Our first debt of gratitude and our greatest find
are his wonderful parents, who support our effort to make him fast.
Transforming lives one pedal stroke at a time is good for the young person that is served, but it is most certainly a grand opportunity for those who toe in and do the work. It is always interesting, usually enlightening, and sometimes fun.
Marquell Brown was 11 when he introduced himself to me. The first day we put him in cleats he fell over so many times, I think he was traumatized. But a week later he climbed up over Terwilliger and rode out to the velodrome.

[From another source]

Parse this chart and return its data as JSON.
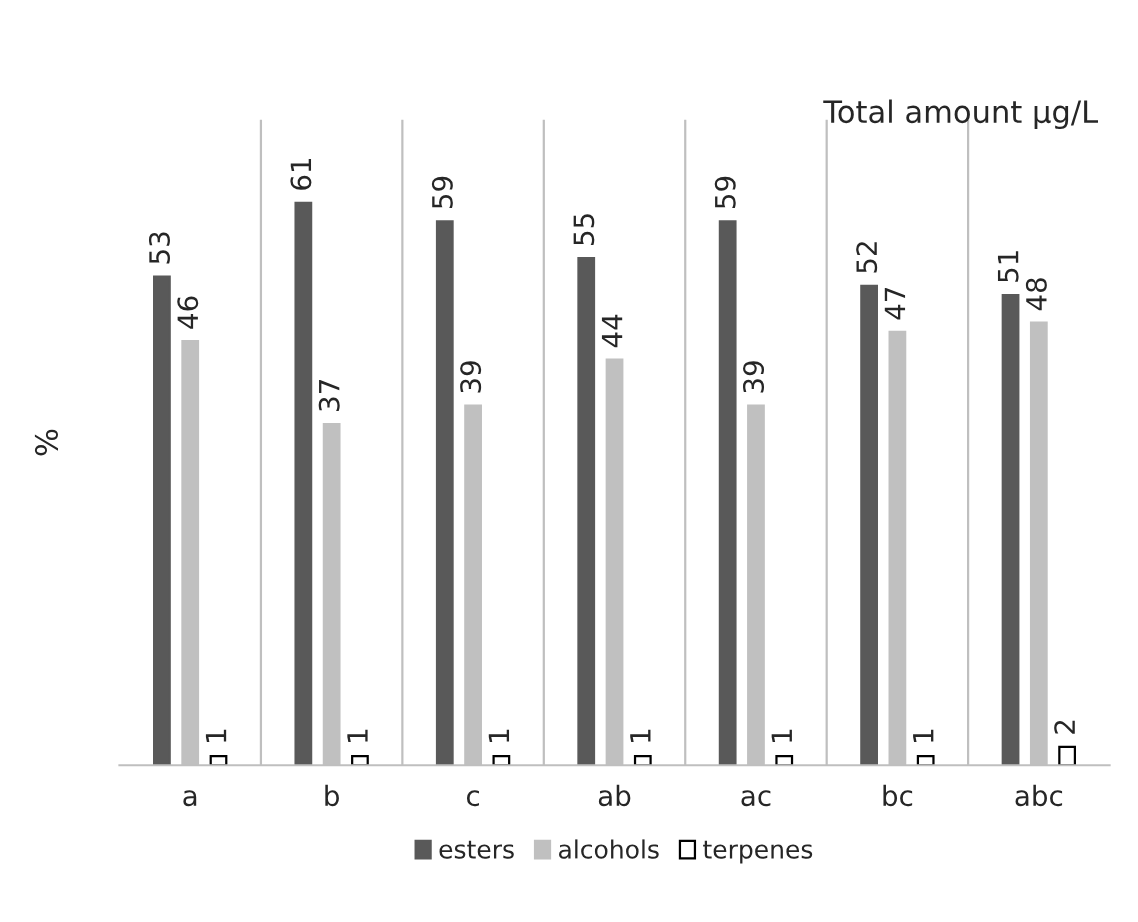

Marquell participated in a Cycling Camp at the PSU campus in which nearly everyone on the team participated at some point. He gardened, cooked, shopped, registered, signed up, checked out, climbed, sprinted, and most of all, towed. He towed my wheelchair back and forth across downtown too many times to count.
He has email, see: firstname.lastname@example.org
He has a Multnomah County Library card. He knows how to work the scene in the Pearl, and he can cook a sizzling sea food plate like the one he likes to order at Pho Than Long.
When De'Shaun came back from Church Camp, he could tell, Marquell had become much faster then he remembered. Marquell raced his first race Sunday at the Vancouver Crit and finished 7th out of ten after fighting hard to hold on to the pack. Now Marquell is on sabatical in Las Angeles, but we look forward to his return.